There have been 10 races so far this year. One driver has won eight of them. There were 22 races last year. One driver won 15 of them. Friends this is only exciting if you are Max Verstappen, 25, living in a rented penthouse in Fontvielle, Monaco, with Brazilian model Kelly Piquet, daughter of three time world F1 champion Nelson and earning $100m a year.
F1 owner Johnny Malone, 82, of Elizabeth, Colorado, didn’t get to be worth $13bn by having boring stuff on his Liberty Media properties. So, he’s thinking about switching drivers around so there’s less duds together and therefore closer racing. Of course, that’s if the other teams can get their bottoms in order and the cars get more even. This is probably not great news for
Danny, who may lose out to a younger up-and-coming driver.
Now talking about Australians in the top level of motorsport, take a bow the Weekend Australian Racing and Rally Team’s (WART) own brown cardigan wearing accountant, Steve Champion, who will be representing this once glorious country in the Radical World Championship at the Portimao GP Circuit near BurroVille, Portugal, which is close to the Oceano Atlantico. Steve will be accompanied by race manager to the stars Garth Walden. Radicals are a pretty cost-effective way to get into serious motorsport. About 20 cars and 20 assorted drivers including women like Sue Hughes and Madeline Stewart and persons like Bing Technologies’ Chris Perini and First Focus IT’s Peter Paddon hop on the grid. The drivers rank from rookies to master/mistresses/others and you can be competitive for about $50k.

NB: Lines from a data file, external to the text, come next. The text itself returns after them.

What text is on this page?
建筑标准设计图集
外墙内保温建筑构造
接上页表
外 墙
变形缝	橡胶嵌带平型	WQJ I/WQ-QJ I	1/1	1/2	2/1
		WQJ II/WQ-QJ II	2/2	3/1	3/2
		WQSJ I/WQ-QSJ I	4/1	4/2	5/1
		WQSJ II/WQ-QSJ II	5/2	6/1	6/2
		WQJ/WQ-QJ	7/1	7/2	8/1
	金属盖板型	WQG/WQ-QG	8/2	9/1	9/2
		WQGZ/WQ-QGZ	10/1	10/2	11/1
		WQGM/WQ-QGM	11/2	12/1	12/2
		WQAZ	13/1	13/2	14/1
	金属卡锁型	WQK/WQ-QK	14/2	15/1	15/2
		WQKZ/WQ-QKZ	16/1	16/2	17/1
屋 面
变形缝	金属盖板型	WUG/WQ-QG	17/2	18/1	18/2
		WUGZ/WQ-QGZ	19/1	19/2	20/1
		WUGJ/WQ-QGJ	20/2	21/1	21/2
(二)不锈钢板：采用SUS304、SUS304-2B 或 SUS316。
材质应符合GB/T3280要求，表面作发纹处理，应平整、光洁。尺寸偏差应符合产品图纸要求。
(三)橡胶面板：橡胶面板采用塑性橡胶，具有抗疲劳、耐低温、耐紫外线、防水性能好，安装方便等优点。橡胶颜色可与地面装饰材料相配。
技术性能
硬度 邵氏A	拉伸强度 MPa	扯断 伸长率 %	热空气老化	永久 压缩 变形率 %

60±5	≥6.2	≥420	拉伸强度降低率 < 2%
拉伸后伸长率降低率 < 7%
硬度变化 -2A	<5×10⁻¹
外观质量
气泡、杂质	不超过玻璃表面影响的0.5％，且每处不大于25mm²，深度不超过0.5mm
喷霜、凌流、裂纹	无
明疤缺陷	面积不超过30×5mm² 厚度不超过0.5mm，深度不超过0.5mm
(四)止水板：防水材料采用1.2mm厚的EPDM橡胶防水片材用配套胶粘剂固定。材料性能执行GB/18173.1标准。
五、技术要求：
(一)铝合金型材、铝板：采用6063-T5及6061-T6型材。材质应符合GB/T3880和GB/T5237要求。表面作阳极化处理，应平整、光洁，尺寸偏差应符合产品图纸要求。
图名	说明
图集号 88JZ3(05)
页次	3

Now it’s time for a song of great social and political import. “Oh Lord, won’t you buy me a Ferrari, my friends all drive Porsches, I must make amends, worked hard all my lifetime, no help from my friends, so, oh, Lord, won’t you buy me a Ferrari.” No, I’m not great on the lyrics but independent investment research house Historic Auto Group, which tracks rare classic cars as an alternative asset class, has just reported that in the only race that counts, the best investment race: “Ferrari generally spikes out on the top side with the onset of strong growth phases, but the net result is that while the drama that surrounds Ferrari attracts attention, Porsche achieves just as much in a less hectic fashion.
“What is more noteworthy is that through the first half of 2023, following a gain of 24.4 per cent in 2022, the HAGI Porsche Index has dropped back just 5.32 per cent. By contrast, the HAGI Ferrari index, which gained 28.64 per cent in 2023, has since declined by 15.32 per cent. The relative steadiness of Porsche is further underlined by its 28.57 per cent three-year performance, compared with Ferrari’s 18.84 per cent.”

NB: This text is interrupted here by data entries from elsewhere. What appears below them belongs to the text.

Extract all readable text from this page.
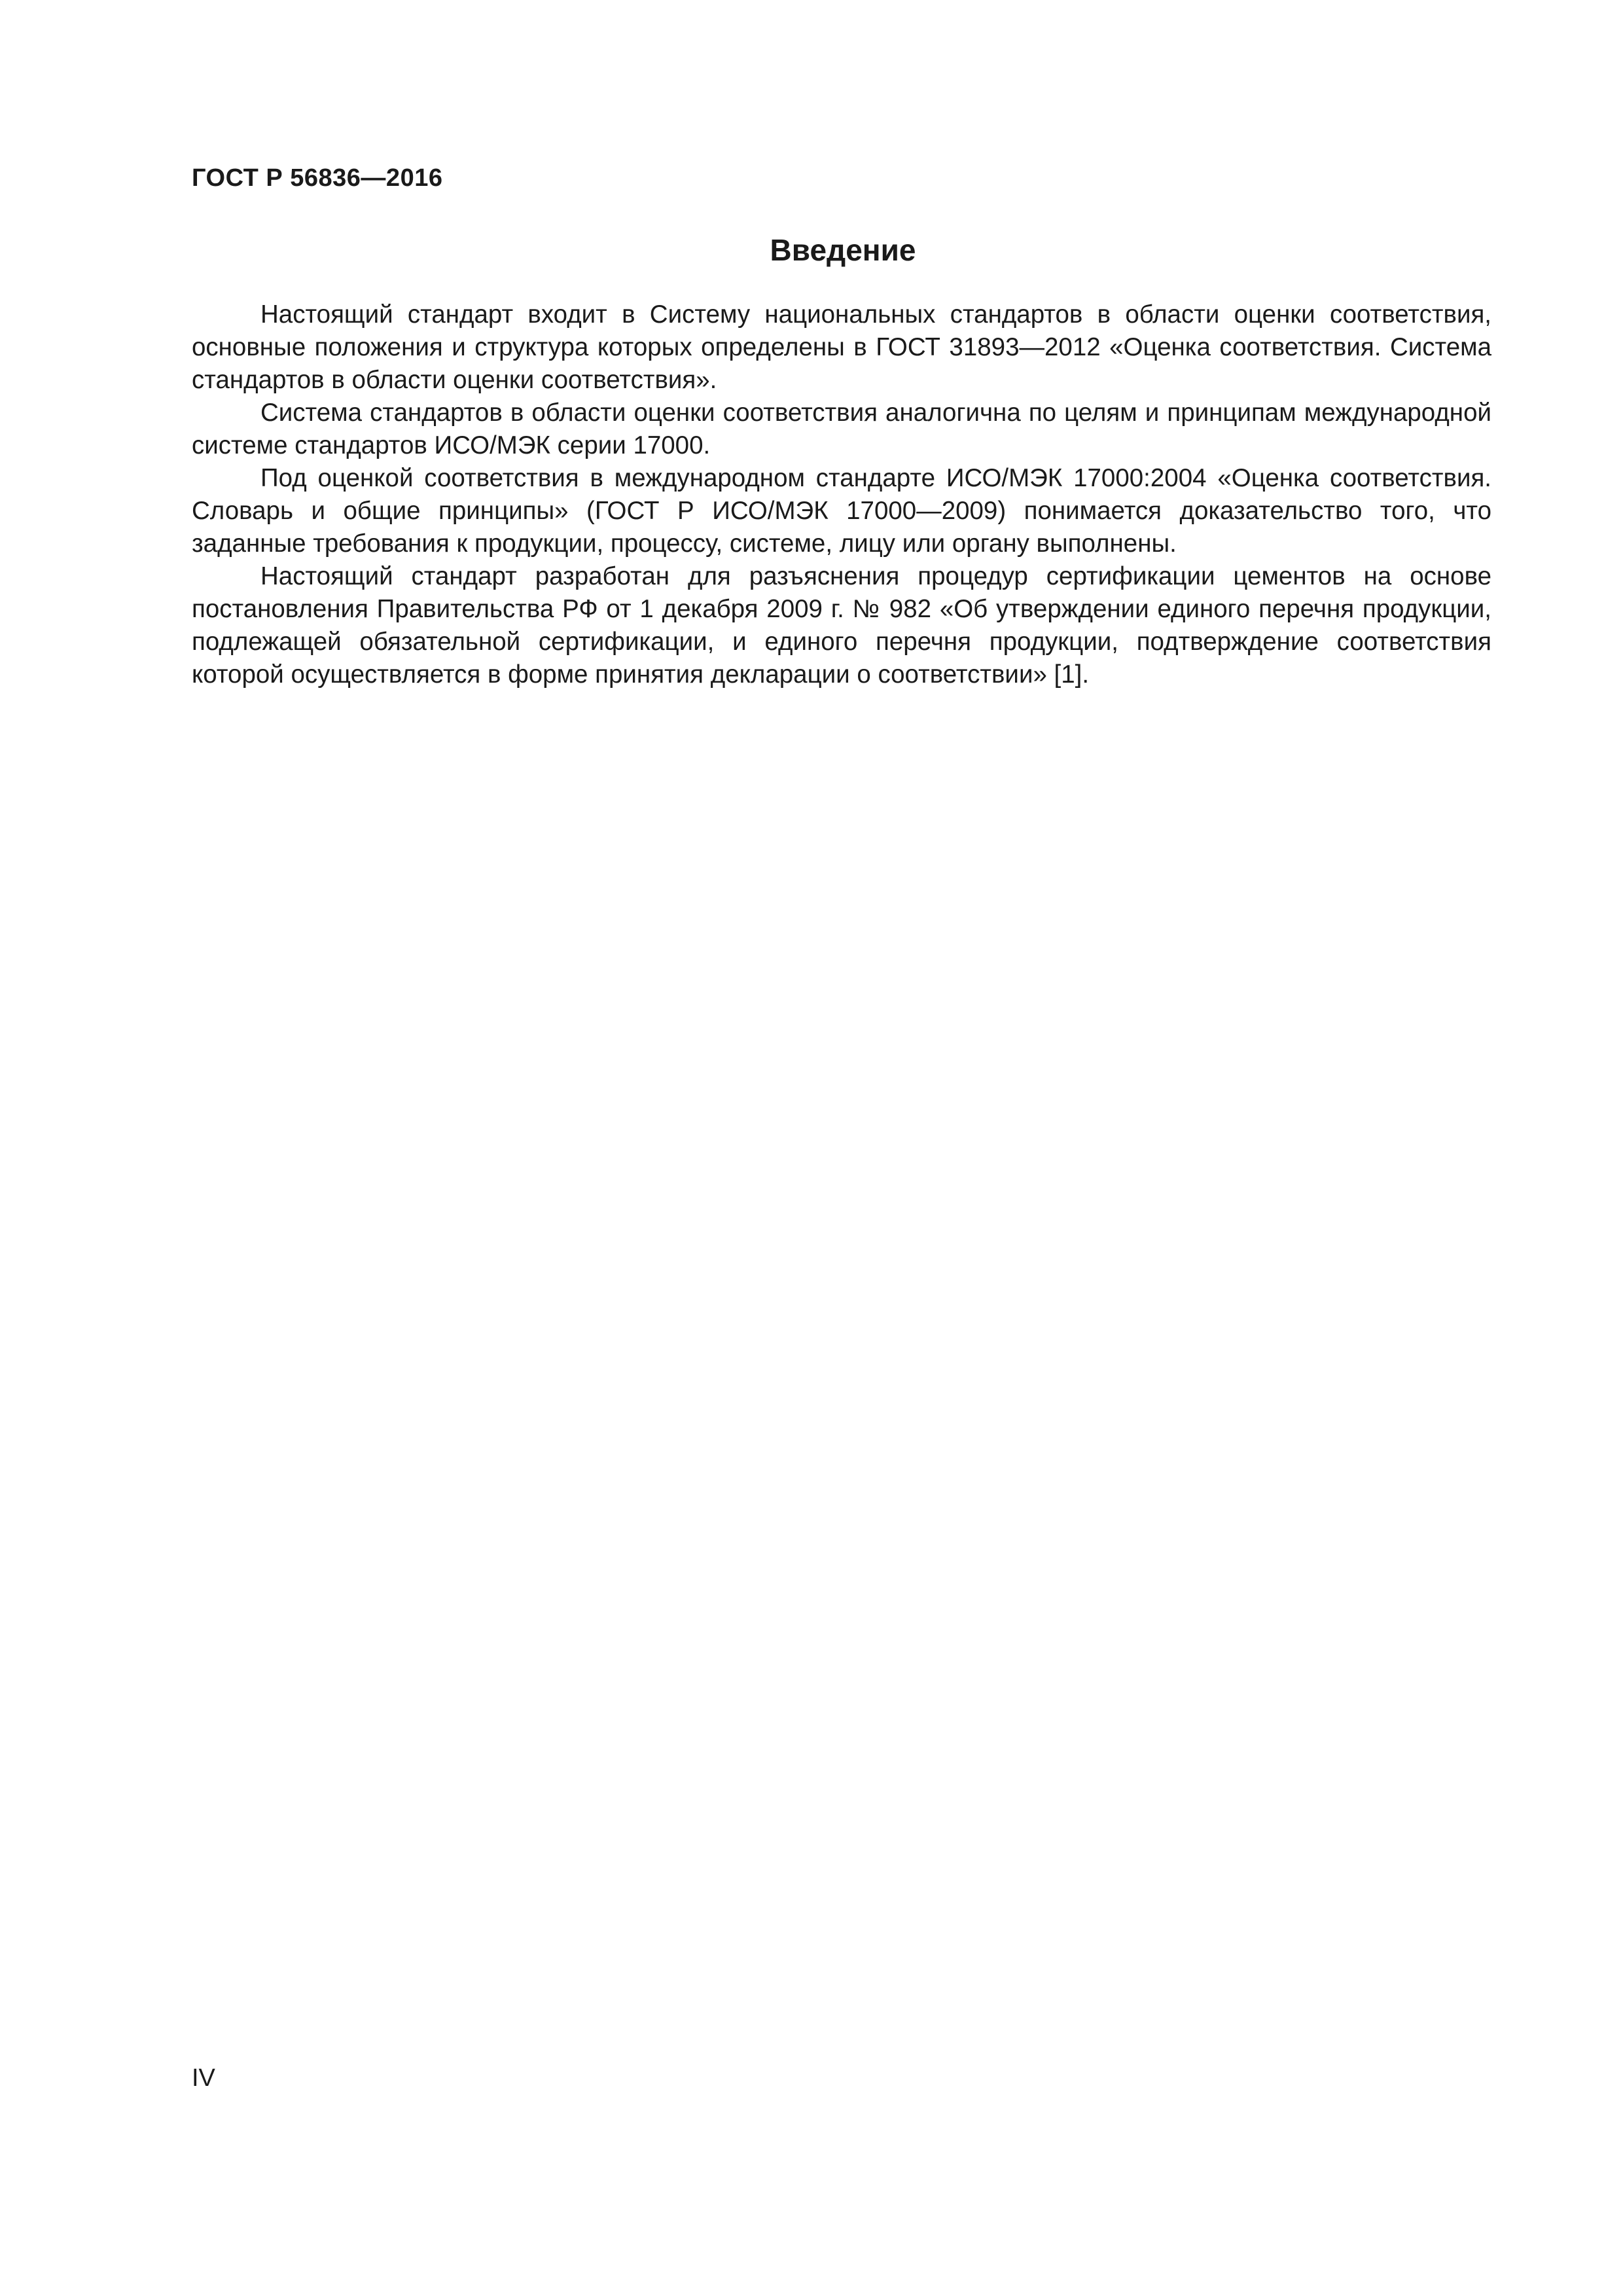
ГОСТ Р 56836—2016
Введение

Настоящий стандарт входит в Систему национальных стандартов в области оценки соответствия, основные положения и структура которых определены в ГОСТ 31893—2012 «Оценка соответствия. Система стандартов в области оценки соответствия».

Система стандартов в области оценки соответствия аналогична по целям и принципам международной системе стандартов ИСО/МЭК серии 17000.

Под оценкой соответствия в международном стандарте ИСО/МЭК 17000:2004 «Оценка соответствия. Словарь и общие принципы» (ГОСТ Р ИСО/МЭК 17000—2009) понимается доказательство того, что заданные требования к продукции, процессу, системе, лицу или органу выполнены.

Настоящий стандарт разработан для разъяснения процедур сертификации цементов на основе постановления Правительства РФ от 1 декабря 2009 г. № 982 «Об утверждении единого перечня продукции, подлежащей обязательной сертификации, и единого перечня продукции, подтверждение соответствия которой осуществляется в форме принятия декларации о соответствии» [1].

IV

Talking of value, much as I hate to pander to temporary Australians, Dave Gooding has three beautiful Italian bikes coming up at Pebble Beach. Non petrol heads think Vespa when they have their middle-class fantasies of escaping to Italy and over seven days journeying through the sweet life of Rome in a fruitless search for love and happiness. But you’re not going to find anything let alone love and happiness on something putting out 3.2kW.
That’s why you’re putting your hand up for one of only 56 1971 MV Agusta 750 Sports for a tad under $280k. You can catch whatever love you like with this 50kW, 200km/h love attractor. For $230k less you’ll have happiness throwing itself at you on the 1957 Parilla 250 Grand Sport. And Dave’s giving away the 1948 Ducati Cucciolo T2 Turismo featuring passenger seat, foot pegs and front headlight. For $15k you’ll be fighting off love and happiness.
And we report on the safest used cars for teens. The Insurance Institute for Highway Safety (septic land) tells us in bad news, that teen drivers are four times more likely to crash but in good news there’s some used cars that might help, including the 2014-2020 Mazda 3, the 2014 Kia Soul and of course the Toyota Corolla.
Finally, don’t forget to see the WART Beemer running around the streets of the biggest little town in Queensland in the most fun event of the year, the 2023 Historic Leyburn Sprints, on August 19-20. No pens that don’t work or March 2022 copies of the Weekend Australian. Austerity has hit the motoring section.